Dani Shapiro
April 18, 2014

On the Long Haul

I’ve never been a particularly patient person.  Yet I’ve spent my life engaged in work that requires tremendous patience.  Writing a book is not an activity well-suited to those who need immediate gratification — or perhaps even gratification at all.  Writing a book demands blind faith, decent habits, tenacity, endurance, the ability to withstand indignity and rejection, and the discipline of sitting down every day whether you feel  like it or not.  Above all, writing a book requires patience.  A book is a lot like life.  You never know what’s around the corner.  You never know when it’s going to up and change on you.  You can’t predict the outcome.  Trying to control it is hopeless and counter-intuitive.  Holding back is a mistake.  It takes a long time.  There are no promises.  The world, the world owes you nothing.  And yet your only hope is to fling yourself heedlessly, wholeheartedly, into the unknown –– hoping, praying, that you will emerge with something true.

I’m writing this from a window seat on a flight from San Francisco to New York.  I’ve been flying so much for the past six months since Still Writing was published that  I feel like the George Clooney character from “Up in the Air,” moving through security checkpoints with almost military precision.  I’ve been out in the world and it has been exciting and fun.  It hasn’t demanded of me any of the qualities I’ve honed over a lifetime of writing books.  I haven’t needed to summon blind faith, decent habits, tenacity, endurance, or patience.  No.  It has been a time for other traits.  I’ve called upon the part of myself that is capable of being an extrovert, a social creature, an intrepid soul who goes out into the world, instead of hiding in a hotel room; who researches yoga studios and shows up for classes in strange cities in an attempt to keep myself centered while on the road.  This may not sound like much, but for me – a creature whose natural habitat is silence and solitude – believe me, it is.  I’ve enjoyed tremendously the dinners in other cities with friends old and new, the public appearances, the teaching.  It’s been fun to put on nice clothes and lipstick, instead of my usual uniform of yoga clothes or a bathrobe (or both).  But I have been homesick, underneath it all, and this homesickness – a low, thrumming back beat to the travel and the appearances – is not simply for my husband, my kid, my dogs, my own bed.  It is homesickness for myself.
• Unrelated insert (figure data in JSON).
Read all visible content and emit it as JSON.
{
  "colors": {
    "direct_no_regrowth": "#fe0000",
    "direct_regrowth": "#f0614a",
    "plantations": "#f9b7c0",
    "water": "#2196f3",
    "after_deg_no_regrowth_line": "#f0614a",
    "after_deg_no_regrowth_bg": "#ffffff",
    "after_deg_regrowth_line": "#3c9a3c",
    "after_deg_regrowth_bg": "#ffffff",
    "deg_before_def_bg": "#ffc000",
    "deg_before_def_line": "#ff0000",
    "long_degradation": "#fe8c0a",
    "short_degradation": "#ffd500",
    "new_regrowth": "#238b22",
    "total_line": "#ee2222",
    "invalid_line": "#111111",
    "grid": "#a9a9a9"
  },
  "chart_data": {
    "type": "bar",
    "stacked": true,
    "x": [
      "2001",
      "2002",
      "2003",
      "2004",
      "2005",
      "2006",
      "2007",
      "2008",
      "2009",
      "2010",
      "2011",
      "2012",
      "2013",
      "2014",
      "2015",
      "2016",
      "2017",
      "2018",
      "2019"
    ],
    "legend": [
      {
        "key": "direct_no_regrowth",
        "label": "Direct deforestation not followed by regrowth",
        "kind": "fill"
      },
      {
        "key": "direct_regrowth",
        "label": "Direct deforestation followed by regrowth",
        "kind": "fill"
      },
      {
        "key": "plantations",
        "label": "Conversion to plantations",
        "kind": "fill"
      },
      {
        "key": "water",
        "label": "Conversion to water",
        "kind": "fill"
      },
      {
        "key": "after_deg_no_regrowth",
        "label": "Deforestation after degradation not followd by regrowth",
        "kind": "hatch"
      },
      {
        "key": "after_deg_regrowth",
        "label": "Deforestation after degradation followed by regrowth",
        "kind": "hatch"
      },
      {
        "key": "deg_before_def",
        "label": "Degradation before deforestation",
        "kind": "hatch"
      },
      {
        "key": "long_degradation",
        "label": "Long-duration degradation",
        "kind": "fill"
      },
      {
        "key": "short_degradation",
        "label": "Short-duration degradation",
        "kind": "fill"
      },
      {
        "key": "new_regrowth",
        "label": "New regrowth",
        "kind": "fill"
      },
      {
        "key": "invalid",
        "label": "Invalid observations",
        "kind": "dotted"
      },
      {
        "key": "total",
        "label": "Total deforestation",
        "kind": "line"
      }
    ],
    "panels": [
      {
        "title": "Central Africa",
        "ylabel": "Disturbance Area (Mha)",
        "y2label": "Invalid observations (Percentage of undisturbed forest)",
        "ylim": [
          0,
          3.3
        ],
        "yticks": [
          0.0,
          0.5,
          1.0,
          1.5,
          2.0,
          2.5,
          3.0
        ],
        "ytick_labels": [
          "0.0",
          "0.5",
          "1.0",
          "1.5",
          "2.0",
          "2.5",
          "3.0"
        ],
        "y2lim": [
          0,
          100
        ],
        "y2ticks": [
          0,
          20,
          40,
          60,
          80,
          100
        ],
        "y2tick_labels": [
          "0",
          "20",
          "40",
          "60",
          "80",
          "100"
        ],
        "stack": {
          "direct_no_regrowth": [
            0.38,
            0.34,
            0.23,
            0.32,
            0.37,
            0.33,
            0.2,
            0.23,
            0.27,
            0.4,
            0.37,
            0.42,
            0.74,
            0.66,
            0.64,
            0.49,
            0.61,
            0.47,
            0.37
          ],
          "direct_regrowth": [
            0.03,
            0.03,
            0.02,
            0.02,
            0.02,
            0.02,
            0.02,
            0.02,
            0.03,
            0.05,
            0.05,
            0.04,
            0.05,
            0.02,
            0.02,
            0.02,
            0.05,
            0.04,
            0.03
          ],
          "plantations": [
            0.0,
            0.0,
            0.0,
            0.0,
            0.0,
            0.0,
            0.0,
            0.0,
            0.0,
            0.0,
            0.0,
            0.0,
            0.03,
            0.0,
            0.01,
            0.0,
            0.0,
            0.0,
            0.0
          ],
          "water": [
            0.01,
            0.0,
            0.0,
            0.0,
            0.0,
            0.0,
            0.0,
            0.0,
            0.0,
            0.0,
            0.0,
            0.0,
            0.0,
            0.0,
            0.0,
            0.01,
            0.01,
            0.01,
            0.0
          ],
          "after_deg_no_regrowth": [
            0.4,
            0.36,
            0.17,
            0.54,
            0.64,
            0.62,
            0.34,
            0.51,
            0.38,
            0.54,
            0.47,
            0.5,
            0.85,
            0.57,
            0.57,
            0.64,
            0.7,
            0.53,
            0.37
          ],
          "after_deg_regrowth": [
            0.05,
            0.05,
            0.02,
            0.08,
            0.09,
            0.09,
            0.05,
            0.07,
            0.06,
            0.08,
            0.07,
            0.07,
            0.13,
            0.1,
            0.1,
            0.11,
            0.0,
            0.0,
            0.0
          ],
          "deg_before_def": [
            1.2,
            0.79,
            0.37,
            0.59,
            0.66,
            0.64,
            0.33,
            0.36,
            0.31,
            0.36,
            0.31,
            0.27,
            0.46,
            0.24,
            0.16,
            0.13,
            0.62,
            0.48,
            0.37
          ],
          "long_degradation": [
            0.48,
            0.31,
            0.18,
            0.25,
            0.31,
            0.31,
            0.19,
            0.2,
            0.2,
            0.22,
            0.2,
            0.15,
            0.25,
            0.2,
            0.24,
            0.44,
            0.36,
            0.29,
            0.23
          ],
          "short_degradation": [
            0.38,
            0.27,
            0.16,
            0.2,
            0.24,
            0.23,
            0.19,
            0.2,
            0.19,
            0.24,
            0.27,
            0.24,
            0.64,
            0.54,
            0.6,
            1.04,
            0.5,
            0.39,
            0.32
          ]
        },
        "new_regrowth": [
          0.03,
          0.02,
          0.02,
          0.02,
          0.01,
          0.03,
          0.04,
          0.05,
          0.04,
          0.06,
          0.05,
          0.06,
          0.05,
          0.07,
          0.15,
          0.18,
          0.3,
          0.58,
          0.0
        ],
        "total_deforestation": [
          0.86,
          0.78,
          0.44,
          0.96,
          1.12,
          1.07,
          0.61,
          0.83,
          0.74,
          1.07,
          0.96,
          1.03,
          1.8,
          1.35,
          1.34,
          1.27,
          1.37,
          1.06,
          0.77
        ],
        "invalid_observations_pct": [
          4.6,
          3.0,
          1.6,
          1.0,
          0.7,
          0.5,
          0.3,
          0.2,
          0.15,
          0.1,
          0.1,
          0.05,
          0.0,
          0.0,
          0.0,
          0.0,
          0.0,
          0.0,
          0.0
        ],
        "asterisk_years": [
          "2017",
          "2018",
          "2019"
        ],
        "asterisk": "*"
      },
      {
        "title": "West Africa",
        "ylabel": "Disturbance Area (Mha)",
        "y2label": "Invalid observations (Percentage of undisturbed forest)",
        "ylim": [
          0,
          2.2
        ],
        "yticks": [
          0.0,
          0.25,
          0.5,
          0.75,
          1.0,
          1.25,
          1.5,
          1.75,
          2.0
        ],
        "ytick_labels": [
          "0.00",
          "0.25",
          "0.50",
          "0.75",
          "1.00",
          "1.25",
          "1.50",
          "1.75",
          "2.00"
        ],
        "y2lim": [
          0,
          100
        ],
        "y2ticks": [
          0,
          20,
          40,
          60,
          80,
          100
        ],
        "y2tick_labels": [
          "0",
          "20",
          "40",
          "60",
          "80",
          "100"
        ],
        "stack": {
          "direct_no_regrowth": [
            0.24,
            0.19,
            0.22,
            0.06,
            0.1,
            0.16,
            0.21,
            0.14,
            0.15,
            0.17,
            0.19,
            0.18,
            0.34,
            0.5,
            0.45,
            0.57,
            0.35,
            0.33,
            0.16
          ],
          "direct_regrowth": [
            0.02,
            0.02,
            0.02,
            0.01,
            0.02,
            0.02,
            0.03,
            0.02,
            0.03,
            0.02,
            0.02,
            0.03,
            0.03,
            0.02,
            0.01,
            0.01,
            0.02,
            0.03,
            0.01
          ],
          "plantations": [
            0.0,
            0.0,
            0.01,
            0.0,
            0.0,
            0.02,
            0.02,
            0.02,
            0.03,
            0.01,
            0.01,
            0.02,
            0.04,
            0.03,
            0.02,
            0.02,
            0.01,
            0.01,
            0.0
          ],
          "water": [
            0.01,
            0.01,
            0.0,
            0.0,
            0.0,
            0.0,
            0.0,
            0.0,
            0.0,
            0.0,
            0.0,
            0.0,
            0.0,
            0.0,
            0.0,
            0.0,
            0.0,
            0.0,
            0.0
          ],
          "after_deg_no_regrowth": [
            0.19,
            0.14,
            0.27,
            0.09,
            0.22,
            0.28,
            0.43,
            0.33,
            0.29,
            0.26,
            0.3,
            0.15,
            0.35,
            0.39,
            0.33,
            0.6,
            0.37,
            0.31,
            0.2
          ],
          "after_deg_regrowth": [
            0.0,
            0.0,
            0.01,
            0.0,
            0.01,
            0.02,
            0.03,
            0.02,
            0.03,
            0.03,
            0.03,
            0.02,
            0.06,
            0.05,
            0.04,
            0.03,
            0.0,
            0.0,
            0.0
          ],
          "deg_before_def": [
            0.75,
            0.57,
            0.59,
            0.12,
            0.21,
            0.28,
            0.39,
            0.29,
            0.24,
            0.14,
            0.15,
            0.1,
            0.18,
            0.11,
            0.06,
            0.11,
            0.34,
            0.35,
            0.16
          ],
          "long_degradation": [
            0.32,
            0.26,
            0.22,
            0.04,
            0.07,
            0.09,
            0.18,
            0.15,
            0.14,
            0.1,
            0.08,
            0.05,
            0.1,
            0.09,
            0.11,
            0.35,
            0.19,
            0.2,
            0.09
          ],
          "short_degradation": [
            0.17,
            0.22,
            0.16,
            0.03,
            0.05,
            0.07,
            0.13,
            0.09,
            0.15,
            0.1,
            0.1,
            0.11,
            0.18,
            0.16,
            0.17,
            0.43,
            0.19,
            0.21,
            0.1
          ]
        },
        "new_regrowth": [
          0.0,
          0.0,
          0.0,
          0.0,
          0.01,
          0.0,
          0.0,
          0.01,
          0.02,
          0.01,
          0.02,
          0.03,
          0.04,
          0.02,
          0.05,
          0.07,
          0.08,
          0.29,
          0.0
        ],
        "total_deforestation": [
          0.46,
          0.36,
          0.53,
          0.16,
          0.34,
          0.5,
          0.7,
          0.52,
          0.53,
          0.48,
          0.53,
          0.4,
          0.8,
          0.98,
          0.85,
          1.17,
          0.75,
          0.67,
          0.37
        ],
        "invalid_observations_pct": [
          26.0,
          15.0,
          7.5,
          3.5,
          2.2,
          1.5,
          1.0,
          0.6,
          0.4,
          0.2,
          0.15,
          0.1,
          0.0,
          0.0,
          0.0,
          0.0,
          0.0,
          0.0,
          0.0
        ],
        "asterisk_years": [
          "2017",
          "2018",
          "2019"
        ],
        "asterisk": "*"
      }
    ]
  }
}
My inner life is an inaccessible landscape when I’m not writing, a foreign and unfamiliar place.  It doesn’t feel dangerous so much as remote.  I don’t know any other way to get there.  The pen lights the way for me – it has always been my only source of illumination.  But the further away I drift from the page, the harder it is to get back.  Ultimately, writer is someone who writes, as someone wiser than I once said.  And a writer who writes is one who has found a way to give herself permission.  Don’t get me wrong.  I’ve wanted to do everything I’ve done in these past months.  Since October I have been to Los Angeles twice, San Francisco twice, Seattle twice, Florida twice, New Orleans, Aspen, Boston, Philadelphia, and Italy.  If I were to count up, I probably have done fifty, maybe sixty events for Still Writing.  I’ve had a blast.  My book needed me, and I have ushered it into the world.  And I’m not going to stop – not entirely.  between now and the end of the summer, I will have gone to Nantucket, Palm Springs, Taos and Provincetown.  But I am slowing down.  It’s time.  Time to close the door.  To begin to cultivate the patience and blind faith once more.  Time to be fearless and reckless, to pick up that pen and watch the light stream out of it.  Here, it will point the way.  Here, remember?  This is who you are.